Replication strategies in DBMS Theory - Time & Space Complexity
Replication strategies in databases help copy data across servers to improve availability and reliability.
We want to understand how the time to replicate data grows as the amount of data increases.
Analyze the time complexity of this simple replication process.
-- Pseudocode for synchronous replication
BEGIN TRANSACTION;
INSERT INTO master_table VALUES (...);
FOR EACH replica IN replicas LOOP
SEND data TO replica;
WAIT for replica ACKNOWLEDGEMENT;
END LOOP;
COMMIT TRANSACTION;
This code inserts data into the master database and sends it to each replica, waiting for confirmation before finishing.
Look for repeated actions that affect time.
- Primary operation: Sending data and waiting for acknowledgement to each replica.
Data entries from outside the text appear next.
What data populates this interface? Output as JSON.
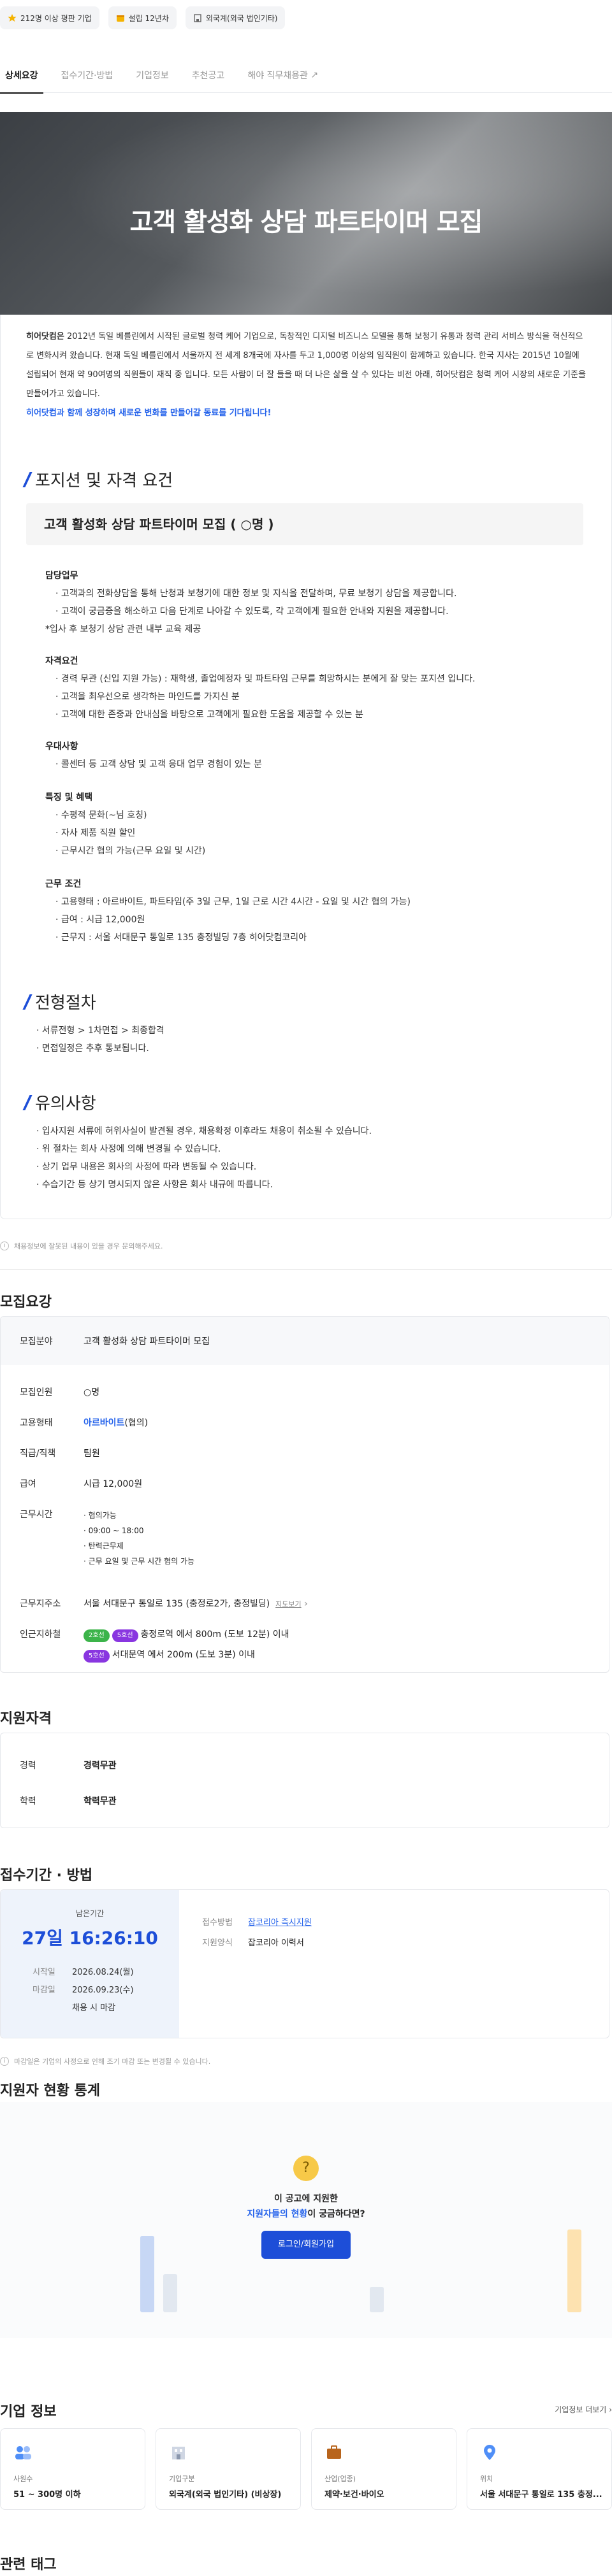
{
  "badges": [
    {
      "icon": "star-icon",
      "label": "212명 이상 평판 기업"
    },
    {
      "icon": "calendar-icon",
      "label": "설립 12년차"
    },
    {
      "icon": "building-icon",
      "label": "외국계(외국 법인기타)"
    }
  ],
  "tabs": [
    "상세요강",
    "접수기간·방법",
    "기업정보",
    "추천공고",
    "해야 직무채용관"
  ],
  "hero_title": "고객 활성화 상담 파트타이머 모집",
  "intro": {
    "company": "히어닷컴은",
    "body": " 2012년 독일 베를린에서 시작된 글로벌 청력 케어 기업으로, 독창적인 디지털 비즈니스 모델을 통해 보청기 유통과 청력 관리 서비스 방식을 혁신적으로 변화시켜 왔습니다. 현재 독일 베를린에서 서울까지 전 세계 8개국에 자사를 두고 1,000명 이상의 임직원이 함께하고 있습니다. 한국 지사는 2015년 10월에 설립되어 현재 약 90여명의 직원들이 재직 중 입니다. 모든 사람이 더 잘 들을 때 더 나은 삶을 살 수 있다는 비전 아래, 히어닷컴은 청력 케어 시장의 새로운 기준을 만들어가고 있습니다.",
    "highlight": "히어닷컴과 함께 성장하며 새로운 변화를 만들어갈 동료를 기다립니다!"
  },
  "sec_position": "포지션 및 자격 요건",
  "position_box": "고객 활성화 상담 파트타이머 모집 ( ○명 )",
  "groups": [
    {
      "title": "담당업무",
      "lines": [
        "· 고객과의 전화상담을 통해 난청과 보청기에 대한 정보 및 지식을 전달하며, 무료 보청기 상담을 제공합니다.",
        "· 고객이 궁금증을 해소하고 다음 단계로 나아갈 수 있도록, 각 고객에게 필요한 안내와 지원을 제공합니다.",
        "*입사 후 보청기 상담 관련 내부 교육 제공"
      ]
    },
    {
      "title": "자격요건",
      "lines": [
        "· 경력 무관 (신입 지원 가능) : 재학생, 졸업예정자 및 파트타임 근무를 희망하시는 분에게 잘 맞는 포지션 입니다.",
        "· 고객을 최우선으로 생각하는 마인드를 가지신 분",
        "· 고객에 대한 존중과 안내심을 바탕으로 고객에게 필요한 도움을 제공할 수 있는 분"
      ]
    },
    {
      "title": "우대사항",
      "lines": [
        "· 콜센터 등 고객 상담 및 고객 응대 업무 경험이 있는 분"
      ]
    },
    {
      "title": "특징 및 혜택",
      "lines": [
        "· 수평적 문화(~님 호칭)",
        "· 자사 제품 직원 할인",
        "· 근무시간 협의 가능(근무 요일 및 시간)"
      ]
    },
    {
      "title": "근무 조건",
      "lines": [
        "· 고용형태 : 아르바이트, 파트타임(주 3일 근무, 1일 근로 시간 4시간 - 요일 및 시간 협의 가능)",
        "· 급여 : 시급 12,000원",
        "· 근무지 : 서울 서대문구 통일로 135 충정빌딩 7층 히어닷컴코리아"
      ]
    }
  ],
  "sec_process": "전형절차",
  "process_lines": [
    "· 서류전형 > 1차면접 > 최종합격",
    "· 면접일정은 추후 통보됩니다."
  ],
  "sec_notice": "유의사항",
  "notice_lines": [
    "· 입사지원 서류에 허위사실이 발견될 경우, 채용확정 이후라도 채용이 취소될 수 있습니다.",
    "· 위 절차는 회사 사정에 의해 변경될 수 있습니다.",
    "· 상기 업무 내용은 회사의 사정에 따라 변동될 수 있습니다.",
    "· 수습기간 등 상기 명시되지 않은 사항은 회사 내규에 따릅니다."
  ],
  "detail_note": "채용정보에 잘못된 내용이 있을 경우 문의해주세요.",
  "summary": {
    "heading": "모집요강",
    "field_k": "모집분야",
    "field_v": "고객 활성화 상담 파트타이머 모집",
    "count_k": "모집인원",
    "count_v": "○명",
    "type_k": "고용형태",
    "type_v": "아르바이트",
    "type_v2": "(협의)",
    "rank_k": "직급/직책",
    "rank_v": "팀원",
    "pay_k": "급여",
    "pay_v": "시급 12,000원",
    "hours_k": "근무시간",
    "hours": [
      "협의가능",
      "09:00 ~ 18:00",
      "탄력근무제",
      "근무 요일 및 근무 시간 협의 가능"
    ],
    "addr_k": "근무지주소",
    "addr_v": "서울 서대문구 통일로 135 (충정로2가, 충정빌딩)",
    "addr_map": "지도보기",
    "near_k": "인근지하철",
    "near1_chips": [
      "2호선",
      "5호선"
    ],
    "near1": "충정로역 에서 800m (도보 12분) 이내",
    "near2_chips": [
      "5호선"
    ],
    "near2": "서대문역 에서 200m (도보 3분) 이내"
  },
  "qual": {
    "heading": "지원자격",
    "exp_k": "경력",
    "exp_v": "경력무관",
    "edu_k": "학력",
    "edu_v": "학력무관"
  },
  "apply": {
    "heading": "접수기간 · 방법",
    "left_label": "남은기간",
    "countdown": "27일 16:26:10",
    "start_k": "시작일",
    "start_v": "2026.08.24(월)",
    "end_k": "마감일",
    "end_v": "2026.09.23(수)",
    "end_note": "채용 시 마감",
    "method_k": "접수방법",
    "method_v": "잡코리아 즉시지원",
    "form_k": "지원양식",
    "form_v": "잡코리아 이력서",
    "note": "마감일은 기업의 사정으로 인해 조기 마감 또는 변경될 수 있습니다."
  },
  "stats": {
    "heading": "지원자 현황 통계",
    "q1": "이 공고에 지원한",
    "q2a": "지원자들의 현황",
    "q2b": "이 궁금하다면?",
    "btn": "로그인/회원가입"
  },
  "company": {
    "heading": "기업 정보",
    "more": "기업정보 더보기",
    "cards": [
      {
        "icon": "people-icon",
        "k": "사원수",
        "v": "51 ~ 300명 이하"
      },
      {
        "icon": "building-icon",
        "k": "기업구분",
        "v": "외국계(외국 법인기타) (비상장)"
      },
      {
        "icon": "briefcase-icon",
        "k": "산업(업종)",
        "v": "제약·보건·바이오"
      },
      {
        "icon": "location-icon",
        "k": "위치",
        "v": "서울 서대문구 통일로 135 충정..."
      }
    ]
  },
  "tags_heading": "관련 태그",
  "colors": {
    "accent": "#2563eb",
    "button": "#1d4ed8"
  }
}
- How many times: Once per replica, so the number of replicas determines repetitions.
As the number of replicas grows, the time to complete replication grows roughly in direct proportion.
| Input Size (number of replicas) | Approx. Operations |
|---|---|
| 10 | 10 sends and waits |
| 100 | 100 sends and waits |
| 1000 | 1000 sends and waits |
Pattern observation: Doubling replicas roughly doubles the replication time.
Time Complexity: O(r)
This means the replication time grows linearly with the number of replicas.
[X] Wrong: "Replication time stays the same no matter how many replicas there are."
[OK] Correct: Each replica requires sending data and waiting, so more replicas mean more total time.
Understanding how replication time grows helps you design systems that stay fast and reliable as they scale.
What if replication was asynchronous and did not wait for acknowledgements? How would the time complexity change?